Le aziende Tattile, Mikrotron e Chromasens sono ora membri di Lakesight, un nome che fino a poco tempo fa era abbastanza sconosciuto nel settore dei sistemi di visione. Potrebbe presentarci Lakesight Technologies?

Franchi: Per questo è importante iniziare guardando la struttura del settore dei sistemi di visione in Europa. Mentre la tecnologia dei sistemi di visione stessa è maturata negli ultimi decenni, la struttura delle aziende che la forniscono è rimasta pressoché la stessa. Abbiamo centinaia di operatori sul mercato Europeo e tra questi solo una decina supera il fatturato di 100 milioni di Euro. La gran maggioranza delle aziende sono molto più piccole.

La nostra stima è che il 90% degli operatori del mercato siano ancora sotto al volume di vendite annue di 10 milioni di euro; e praticamente abbiano tutti lo stesso schema di crescita nella loro storia: un fondatore attento alla tecnologia che è riuscito a far crescere l’azienda al livello attuale grazie al continuo lavoro di Ricerca e Sviluppo su una scelta limitata di prodotti e alla domanda proveniente da una base clienti pressoché invariata nel tempo.

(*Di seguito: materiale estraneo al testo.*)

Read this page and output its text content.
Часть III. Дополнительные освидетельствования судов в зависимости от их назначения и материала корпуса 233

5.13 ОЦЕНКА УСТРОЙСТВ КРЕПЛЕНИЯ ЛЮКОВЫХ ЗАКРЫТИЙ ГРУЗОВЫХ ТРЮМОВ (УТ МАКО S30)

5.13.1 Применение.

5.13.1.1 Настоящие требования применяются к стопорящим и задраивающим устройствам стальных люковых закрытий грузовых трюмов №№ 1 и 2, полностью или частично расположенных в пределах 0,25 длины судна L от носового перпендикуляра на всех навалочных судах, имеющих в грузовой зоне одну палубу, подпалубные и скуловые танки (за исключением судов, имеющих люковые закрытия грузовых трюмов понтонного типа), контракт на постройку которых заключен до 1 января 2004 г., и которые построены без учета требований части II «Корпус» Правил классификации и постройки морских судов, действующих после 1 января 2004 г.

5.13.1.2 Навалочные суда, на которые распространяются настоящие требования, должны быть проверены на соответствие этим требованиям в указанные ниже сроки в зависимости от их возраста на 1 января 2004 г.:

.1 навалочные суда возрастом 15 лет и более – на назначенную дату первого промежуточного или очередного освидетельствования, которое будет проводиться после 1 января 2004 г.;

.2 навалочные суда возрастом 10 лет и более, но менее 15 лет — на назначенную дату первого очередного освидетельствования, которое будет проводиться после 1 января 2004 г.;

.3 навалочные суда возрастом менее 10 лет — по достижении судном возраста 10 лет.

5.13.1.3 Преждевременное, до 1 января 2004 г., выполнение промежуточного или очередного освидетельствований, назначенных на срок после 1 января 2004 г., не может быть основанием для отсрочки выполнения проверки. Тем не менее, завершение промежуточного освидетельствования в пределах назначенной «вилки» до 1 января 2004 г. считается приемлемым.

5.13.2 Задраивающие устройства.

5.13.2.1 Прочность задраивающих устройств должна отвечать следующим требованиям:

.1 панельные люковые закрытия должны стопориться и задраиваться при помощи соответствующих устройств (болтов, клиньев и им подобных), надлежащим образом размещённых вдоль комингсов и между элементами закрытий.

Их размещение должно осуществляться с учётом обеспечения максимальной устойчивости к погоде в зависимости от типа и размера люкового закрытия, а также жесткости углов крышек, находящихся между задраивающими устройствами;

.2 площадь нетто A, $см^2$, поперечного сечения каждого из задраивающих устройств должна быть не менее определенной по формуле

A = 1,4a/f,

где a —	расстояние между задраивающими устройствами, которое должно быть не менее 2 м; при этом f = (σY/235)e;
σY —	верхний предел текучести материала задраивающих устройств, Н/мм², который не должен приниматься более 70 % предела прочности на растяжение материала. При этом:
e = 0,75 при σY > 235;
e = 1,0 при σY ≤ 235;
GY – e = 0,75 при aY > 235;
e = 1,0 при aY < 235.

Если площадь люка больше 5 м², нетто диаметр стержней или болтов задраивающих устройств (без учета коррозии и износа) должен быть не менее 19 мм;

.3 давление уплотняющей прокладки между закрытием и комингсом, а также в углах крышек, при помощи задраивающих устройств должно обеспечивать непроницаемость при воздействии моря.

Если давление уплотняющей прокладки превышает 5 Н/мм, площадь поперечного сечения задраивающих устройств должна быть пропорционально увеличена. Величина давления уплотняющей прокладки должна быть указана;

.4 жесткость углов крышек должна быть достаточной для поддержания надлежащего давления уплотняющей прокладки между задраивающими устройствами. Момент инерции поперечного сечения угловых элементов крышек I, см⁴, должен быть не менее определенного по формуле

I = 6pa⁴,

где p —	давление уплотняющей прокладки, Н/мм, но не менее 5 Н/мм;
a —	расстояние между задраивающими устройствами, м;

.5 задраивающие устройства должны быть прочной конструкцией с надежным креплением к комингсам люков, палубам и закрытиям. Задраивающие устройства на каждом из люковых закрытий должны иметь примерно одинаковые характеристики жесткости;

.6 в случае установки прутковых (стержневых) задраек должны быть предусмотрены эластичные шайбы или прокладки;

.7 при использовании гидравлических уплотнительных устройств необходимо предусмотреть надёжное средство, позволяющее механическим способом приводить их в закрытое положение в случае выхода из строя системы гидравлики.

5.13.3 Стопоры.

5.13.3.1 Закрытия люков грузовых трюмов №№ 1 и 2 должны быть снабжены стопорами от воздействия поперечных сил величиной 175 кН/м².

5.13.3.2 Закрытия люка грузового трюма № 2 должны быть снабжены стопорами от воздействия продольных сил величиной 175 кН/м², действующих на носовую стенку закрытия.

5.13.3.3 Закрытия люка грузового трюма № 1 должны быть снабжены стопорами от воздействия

Tuttavia, per diversi motivi molte di questi piccoli operatori hanno adesso raggiunto il limite di crescita possibile sotto queste strutture aziendali. La loro offerta di prodotti è spesso troppo ridotta, la squadra vendite è troppo piccola e geograficamente limitata e, molte volte l’azienda non ha semplicemente i mezzi finanziari per accedere al passo evolutivo successivo conquistando nuovi mercati. In aggiunta a questo, dal momento che la crescita è sempre avvenuta nel passato c’è spesso una mancanza di focus strategico e nessun investimento rilevante o strutturato nello sviluppo del marketing o del business.

L’azienda è troppo piccola per superare gli ostacoli delle esportazioni ed entrare in nuovi mercati geografici. Queste sono le condizioni di mercato sotto le quali Lakesight Technologies è stata formata per dare una risposta. Lakesight è finalmente una proposta o meglio una soluzione per aziende in questa situazione al fine di poter superare questi limiti. L’idea al di là di Lakesight è quella di creare una piattaforma degli operatori più piccoli dei sistemi di visione che crei sinergie al fine di permettere una crescita maggiore per tutte le parti.

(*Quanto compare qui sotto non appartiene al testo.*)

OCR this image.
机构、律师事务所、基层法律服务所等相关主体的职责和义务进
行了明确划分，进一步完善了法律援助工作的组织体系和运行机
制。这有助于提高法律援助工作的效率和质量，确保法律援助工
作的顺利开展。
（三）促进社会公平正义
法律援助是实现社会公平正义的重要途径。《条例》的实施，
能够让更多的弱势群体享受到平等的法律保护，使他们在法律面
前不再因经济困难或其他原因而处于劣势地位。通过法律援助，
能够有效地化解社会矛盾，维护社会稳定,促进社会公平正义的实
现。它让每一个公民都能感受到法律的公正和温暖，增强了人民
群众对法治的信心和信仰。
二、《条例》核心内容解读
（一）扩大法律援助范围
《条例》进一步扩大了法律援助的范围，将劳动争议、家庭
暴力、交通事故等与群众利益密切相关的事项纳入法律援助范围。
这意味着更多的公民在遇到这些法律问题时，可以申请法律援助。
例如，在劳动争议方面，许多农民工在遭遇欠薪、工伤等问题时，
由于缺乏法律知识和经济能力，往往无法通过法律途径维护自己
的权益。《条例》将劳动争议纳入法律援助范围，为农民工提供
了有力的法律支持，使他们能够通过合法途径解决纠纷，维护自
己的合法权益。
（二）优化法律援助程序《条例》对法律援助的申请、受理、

I nuovi investimenti devono essere finanziati. Quindi da dove provengono i fondi, chi è l’investitore dietro Lakesight Technologies e quali sono i suoi obiettivi?

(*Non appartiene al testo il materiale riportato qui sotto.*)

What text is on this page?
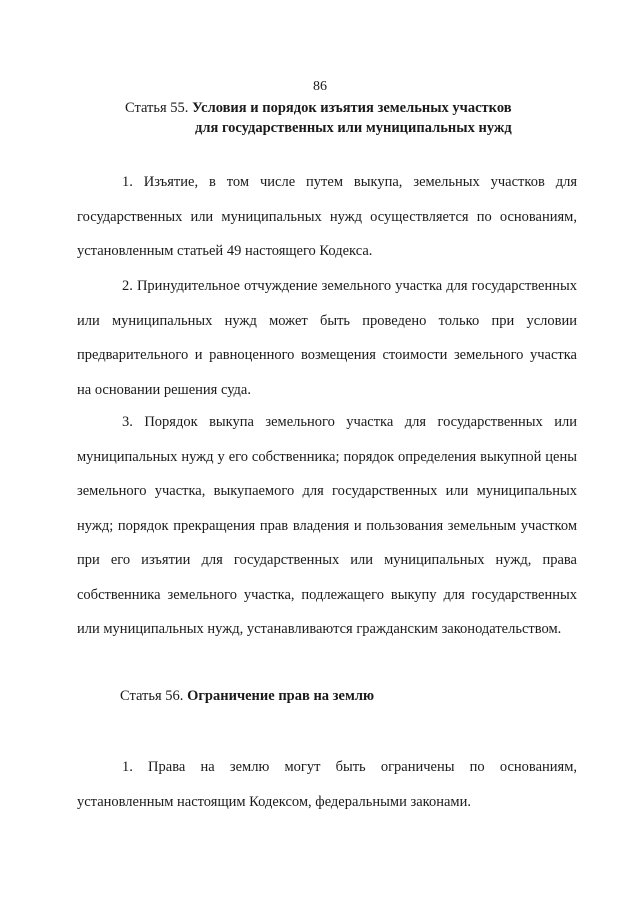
86
Статья 55. Условия и порядок изъятия земельных участков
для государственных или муниципальных нужд

1. Изъятие, в том числе путем выкупа, земельных участков для государственных или муниципальных нужд осуществляется по основаниям, установленным статьей 49 настоящего Кодекса.

2. Принудительное отчуждение земельного участка для государственных или муниципальных нужд может быть проведено только при условии предварительного и равноценного возмещения стоимости земельного участка на основании решения суда.

3. Порядок выкупа земельного участка для государственных или муниципальных нужд у его собственника; порядок определения выкупной цены земельного участка, выкупаемого для государственных или муниципальных нужд; порядок прекращения прав владения и пользования земельным участком при его изъятии для государственных или муниципальных нужд, права собственника земельного участка, подлежащего выкупу для государственных или муниципальных нужд, устанавливаются гражданским законодательством.

Статья 56. Ограничение прав на землю

1. Права на землю могут быть ограничены по основаниям, установленным настоящим Кодексом, федеральными законами.
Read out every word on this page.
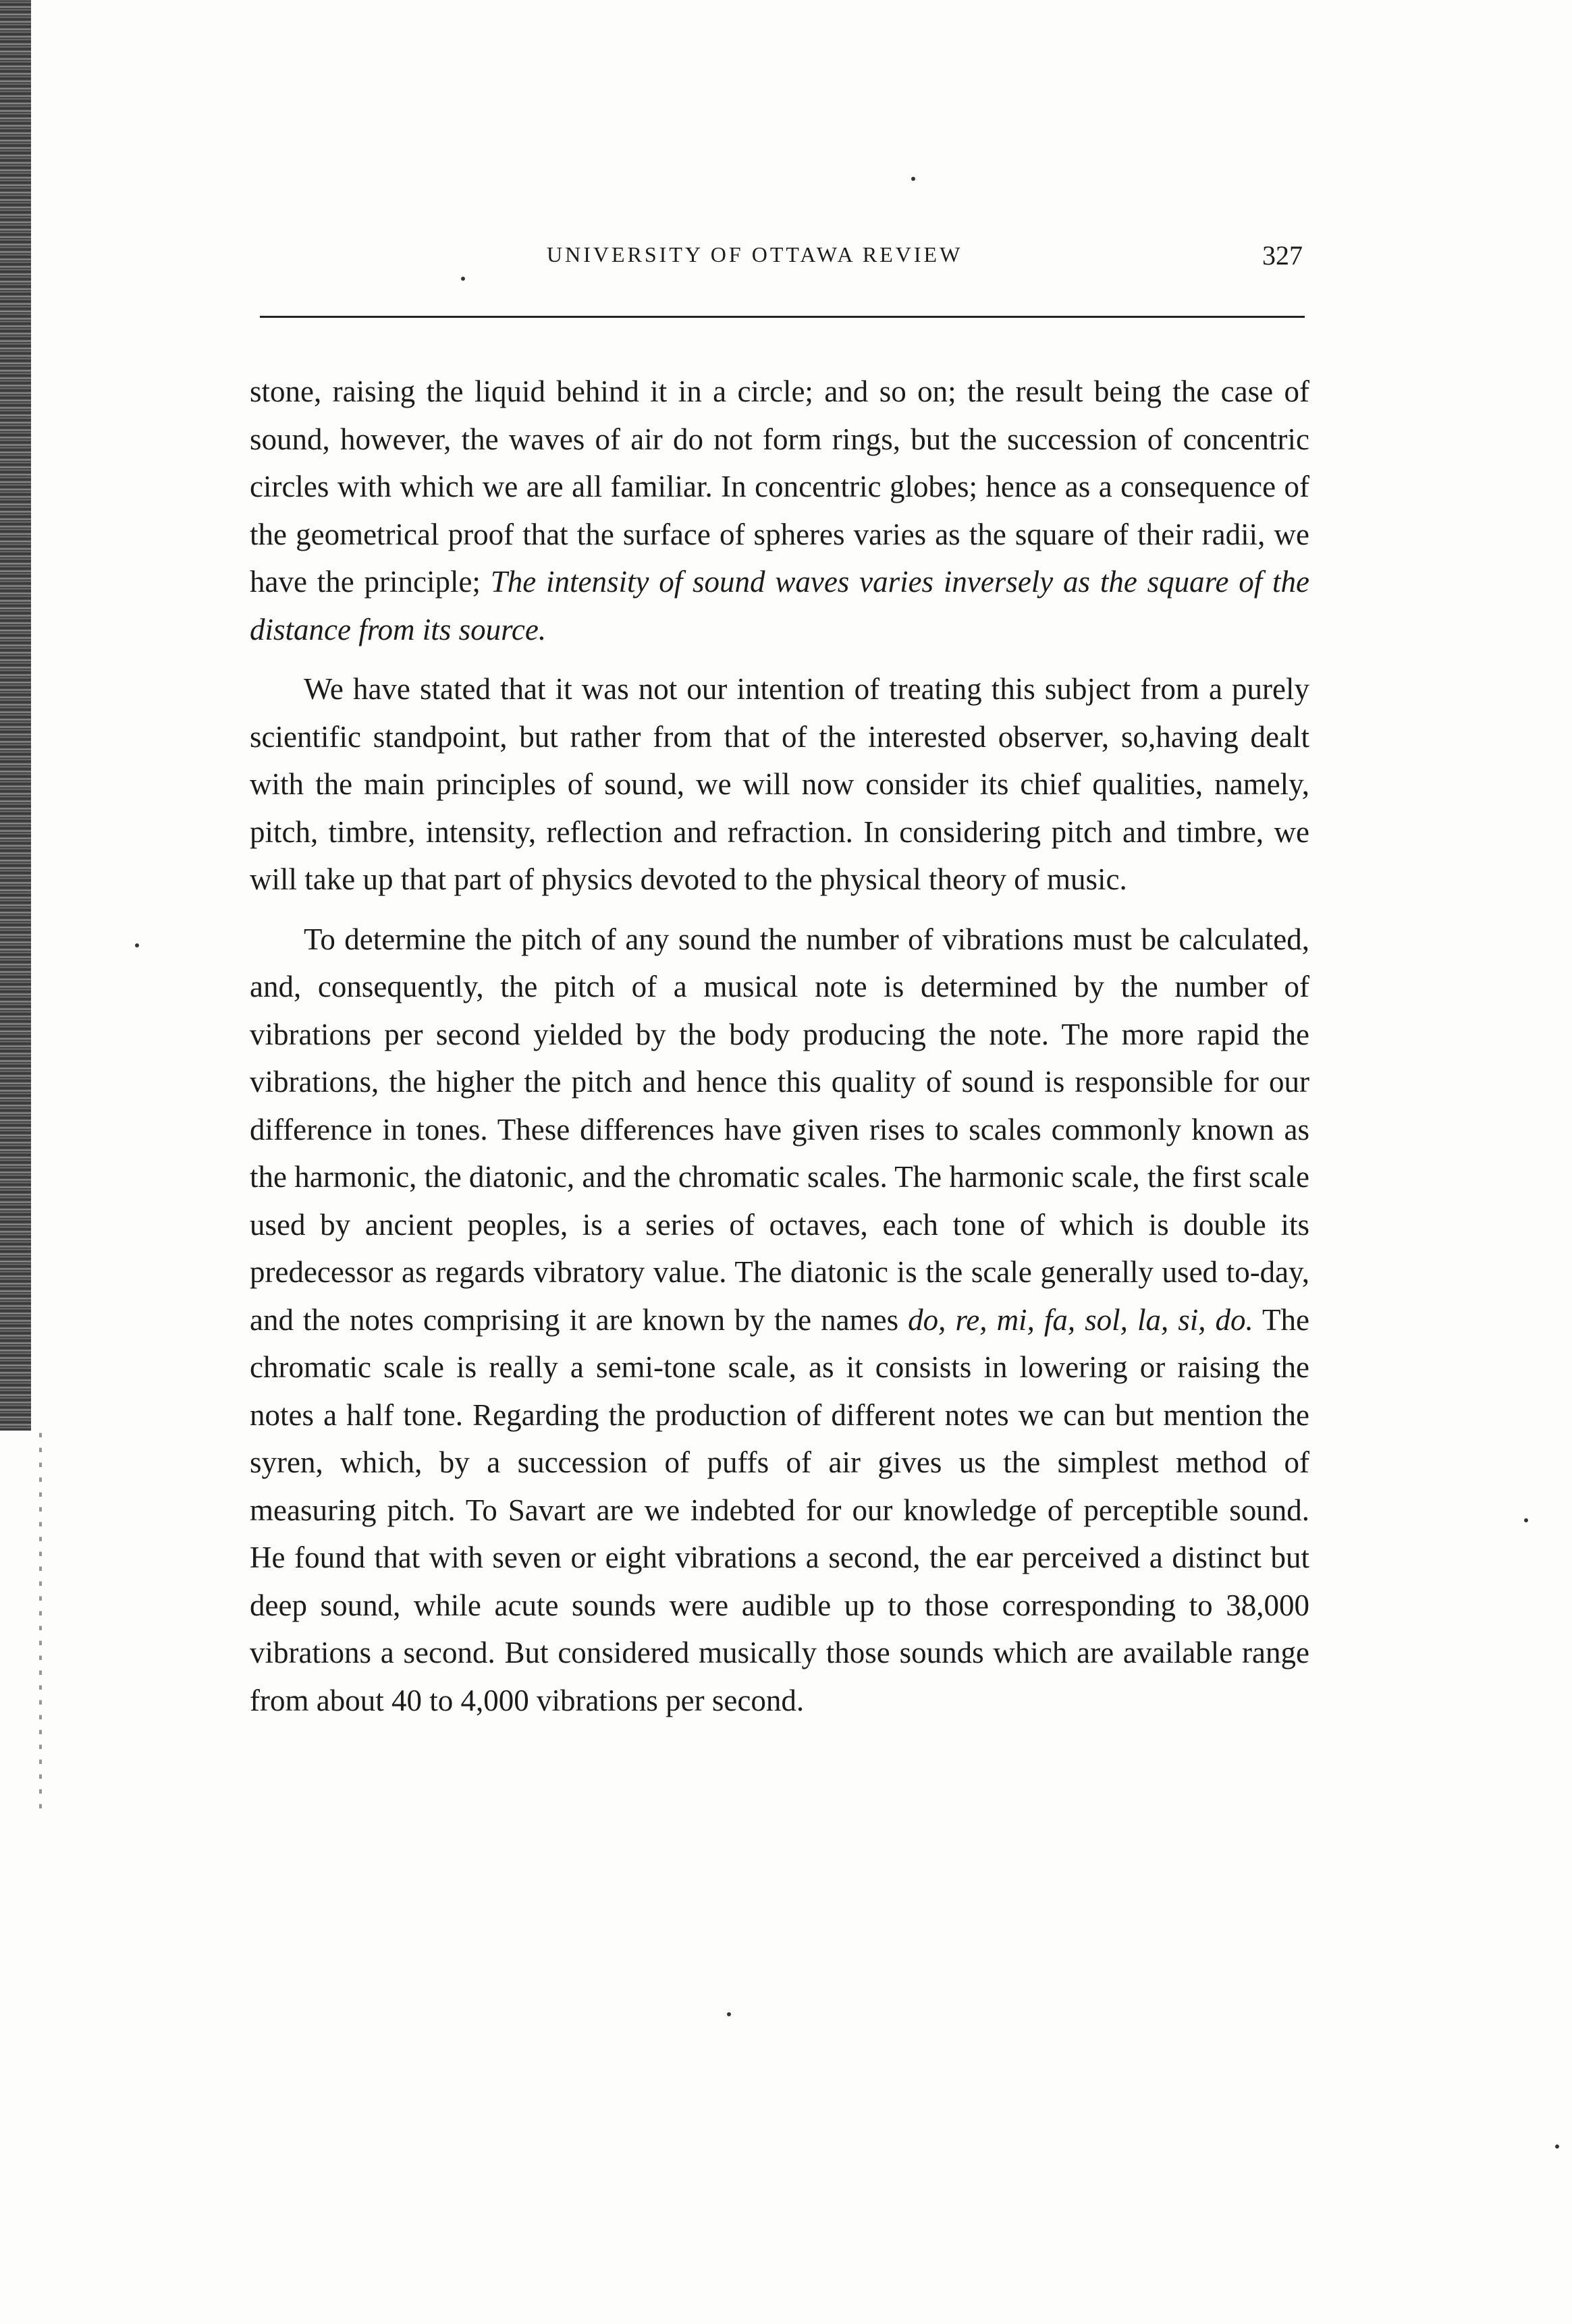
UNIVERSITY OF OTTAWA REVIEW	327

stone, raising the liquid behind it in a circle; and so on; the result being the case of sound, however, the waves of air do not form rings, but the succession of concentric circles with which we are all familiar. In concentric globes; hence as a consequence of the geometrical proof that the surface of spheres varies as the square of their radii, we have the principle; The intensity of sound waves varies inversely as the square of the distance from its source.

We have stated that it was not our intention of treating this subject from a purely scientific standpoint, but rather from that of the interested observer, so,having dealt with the main principles of sound, we will now consider its chief qualities, namely, pitch, timbre, intensity, reflection and refraction. In considering pitch and timbre, we will take up that part of physics devoted to the physical theory of music.

To determine the pitch of any sound the number of vibrations must be calculated, and, consequently, the pitch of a musical note is determined by the number of vibrations per second yielded by the body producing the note. The more rapid the vibrations, the higher the pitch and hence this quality of sound is responsible for our difference in tones. These differences have given rises to scales commonly known as the harmonic, the diatonic, and the chromatic scales. The harmonic scale, the first scale used by ancient peoples, is a series of octaves, each tone of which is double its predecessor as regards vibratory value. The diatonic is the scale generally used to-day, and the notes comprising it are known by the names do, re, mi, fa, sol, la, si, do. The chromatic scale is really a semi-tone scale, as it consists in lowering or raising the notes a half tone. Regarding the production of different notes we can but mention the syren, which, by a succession of puffs of air gives us the simplest method of measuring pitch. To Savart are we indebted for our knowledge of perceptible sound. He found that with seven or eight vibrations a second, the ear perceived a distinct but deep sound, while acute sounds were audible up to those corresponding to 38,000 vibrations a second. But considered musically those sounds which are available range from about 40 to 4,000 vibrations per second.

Franchi: Lakesight come società finanziaria è al 100% figlia di Ambienta, il massimo fondo operatore di private equity Europeo che opera a Milano, Düsseldorf e Londra, focalizzato sulla crescita industriale e sull’investimento in aziende animate dall’interesse ambientale. Ambienta investe con un interesse a lungo termine in aziende che offrono prodotti o servizi ben adatti a controllare l’inquinamento o aumentare l’efficienza delle risorse.